Why they would need this much info on a laptop is anybody’s guess.
Perhaps it’s a list of naive young men that they can convince to join in a terrorist plot.

But what ever the reason, you can bet that it’s not good.

Maybe a disgruntled former Apple employee can fill us in.

Anonymous Coward says:

Oh no the hackers have stolen personal data!

This means we MUST make CISPA even stronger! We must remove ALL privacy protections from it, and government MUST be able to know EVERYTHING, including what you eat, and even where you breath air from!

But adding new cyber security regulations on private business or the government, even voluntary guidelines? NO WAY! That’s how you KILL FREEDOM!!! Do you want freedom of American businesses to die! That’s what will happen if we try to stop private businesses from leaving your personal info laying around where any hacker can steal it!

Besides, if anything goes wrong after CISPA passes we can always just blame the government! Everyone likes blaming the government!

Anonymous Coward says:

Sorry to question this whole thing, but wouldn’t it make sense that this office have access to information that might have been stolen to begin with?

Just because they were “hacked” doesn’t mean they didn’t recover the information during an investigation.

We certainly don’t have enough information to make a judgement as to why the information was in the possession of the agency/FBI. Heck – maybe he’s the hacker?!?

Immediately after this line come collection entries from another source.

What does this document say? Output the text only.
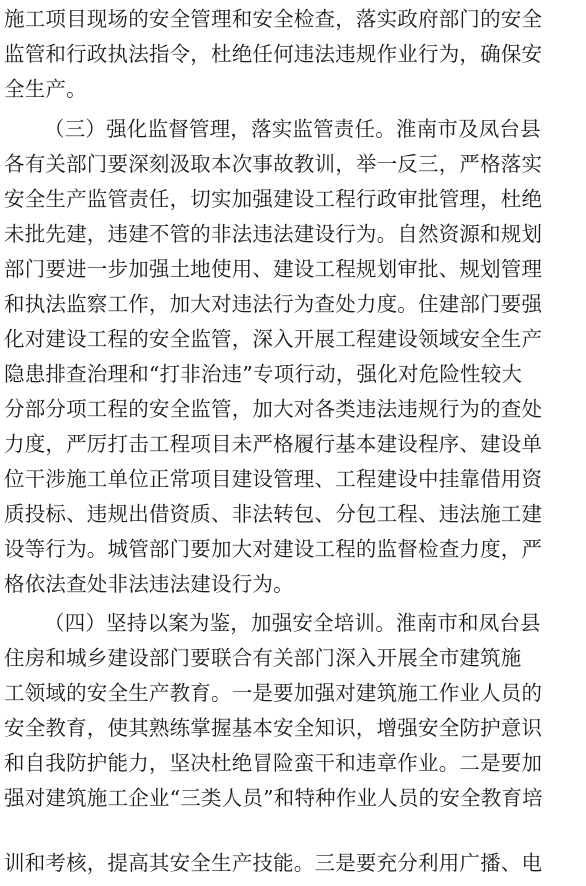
施工项目现场的安全管理和安全检查，落实政府部门的安全
监管和行政执法指令，杜绝任何违法违规作业行为，确保安
全生产。
（三）强化监督管理，落实监管责任。淮南市及凤台县
各有关部门要深刻汲取本次事故教训，举一反三，严格落实
安全生产监管责任，切实加强建设工程行政审批管理，杜绝
未批先建，违建不管的非法违法建设行为。自然资源和规划
部门要进一步加强土地使用、建设工程规划审批、规划管理
和执法监察工作，加大对违法行为查处力度。住建部门要强
化对建设工程的安全监管，深入开展工程建设领域安全生产
隐患排查治理和“打非治违”专项行动，强化对危险性较大
分部分项工程的安全监管，加大对各类违法违规行为的查处
力度，严厉打击工程项目未严格履行基本建设程序、建设单
位干涉施工单位正常项目建设管理、工程建设中挂靠借用资
质投标、违规出借资质、非法转包、分包工程、违法施工建
设等行为。城管部门要加大对建设工程的监督检查力度，严
格依法查处非法违法建设行为。
（四）坚持以案为鉴，加强安全培训。淮南市和凤台县
住房和城乡建设部门要联合有关部门深入开展全市建筑施
工领域的安全生产教育。一是要加强对建筑施工作业人员的
安全教育，使其熟练掌握基本安全知识，增强安全防护意识
和自我防护能力，坚决杜绝冒险蛮干和违章作业。二是要加
强对建筑施工企业“三类人员”和特种作业人员的安全教育培
训和考核，提高其安全生产技能。三是要充分利用广播、电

I’d be interested to know if this hacking occurred through a govt network or some other network. If the laptop doesn’t leave the office (in many jobs these days, the computer issued is a laptop regardless of whether you get to take it home), then the network is compromised and an individual agent might not be to blame. If the laptop does leave the office and isn’t physically compromised, then there might a problem with VPN security. If the agent is using the laptop inappropriately and exposing it to network or other threats, then it’s a different issue.

Again, not enough information to actually determine what’s going on, if anything.

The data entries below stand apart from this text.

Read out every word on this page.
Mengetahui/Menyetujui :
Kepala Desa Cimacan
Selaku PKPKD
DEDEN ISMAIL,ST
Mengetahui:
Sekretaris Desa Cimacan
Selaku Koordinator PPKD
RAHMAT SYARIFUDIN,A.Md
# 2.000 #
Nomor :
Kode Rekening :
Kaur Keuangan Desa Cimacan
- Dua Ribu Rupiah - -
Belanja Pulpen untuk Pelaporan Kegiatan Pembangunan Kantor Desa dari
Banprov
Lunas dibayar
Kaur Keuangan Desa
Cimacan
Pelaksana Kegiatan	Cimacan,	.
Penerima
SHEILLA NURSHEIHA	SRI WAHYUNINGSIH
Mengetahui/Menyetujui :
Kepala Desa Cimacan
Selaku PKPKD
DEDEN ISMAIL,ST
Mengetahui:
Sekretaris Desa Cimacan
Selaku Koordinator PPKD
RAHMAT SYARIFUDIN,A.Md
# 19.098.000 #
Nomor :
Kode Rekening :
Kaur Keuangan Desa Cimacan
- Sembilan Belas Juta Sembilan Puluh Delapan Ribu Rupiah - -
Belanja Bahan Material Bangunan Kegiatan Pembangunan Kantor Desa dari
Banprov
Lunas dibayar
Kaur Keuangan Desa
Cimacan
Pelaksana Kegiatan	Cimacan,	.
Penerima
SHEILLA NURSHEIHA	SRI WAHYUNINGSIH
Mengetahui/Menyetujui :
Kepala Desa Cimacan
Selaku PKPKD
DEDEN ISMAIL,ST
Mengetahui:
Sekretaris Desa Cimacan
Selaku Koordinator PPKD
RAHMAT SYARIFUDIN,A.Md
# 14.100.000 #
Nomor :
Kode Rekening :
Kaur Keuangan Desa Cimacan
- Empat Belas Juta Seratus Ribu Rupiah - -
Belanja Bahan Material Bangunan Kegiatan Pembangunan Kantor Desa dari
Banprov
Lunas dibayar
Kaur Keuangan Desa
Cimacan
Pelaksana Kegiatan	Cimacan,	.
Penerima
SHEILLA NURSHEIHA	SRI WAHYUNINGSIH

And if you believe Apple isn’t getting hacked…well, hehe…keep dreaming.

Berenerd (profile) says:

Re: Re:

If you read they article, the Hackers stated that they used a security hole in Java, I believe, to get into the FBI agent’s computer. The fact that he got hacked (despite being a Cyber security expert for the FBI) means nothing to me. Everyone gets hacked. The fact that he stored sensitive information on a computer which is the number one thing you learn NOT to do when you learn to be a Computer Security person is where I cry inside. He, of all people, should have known not to have that file on his computer at all. It is things like this that make people lose the faith in the government because the people WHO SHOULD KNOW BETTER and get paid to know better, don’t and yet nothing happens to them because they are the government.

Adam (profile) says:

Corrupt App Developer...?

To everyone asserting that Apple/a Telco/the NSA must have given this data to the FBI: please see GeordiEnGorge’s comment on this Gawker story: http://gawker.com/5940273/anonymous-demands-to-see-gawker-writer-in-ballet-tutu-for-more-information-on-massive-fbi-hack

“…given the number which is no where near how many iOS devices exist, and given Apple banned developers from using those IDs over 6 months ago, something makes me suspect the FBI was getting the IDs passed on to them from a shady app developer who was using the IDs to identify specific iOS devices who installed the app.”

I don’t know enough about Apple products to add much myself. However, isn’t it broadly known that their app ecosystem is insecure enough that it could have been a very minor player acting poorly, rather than anyone major?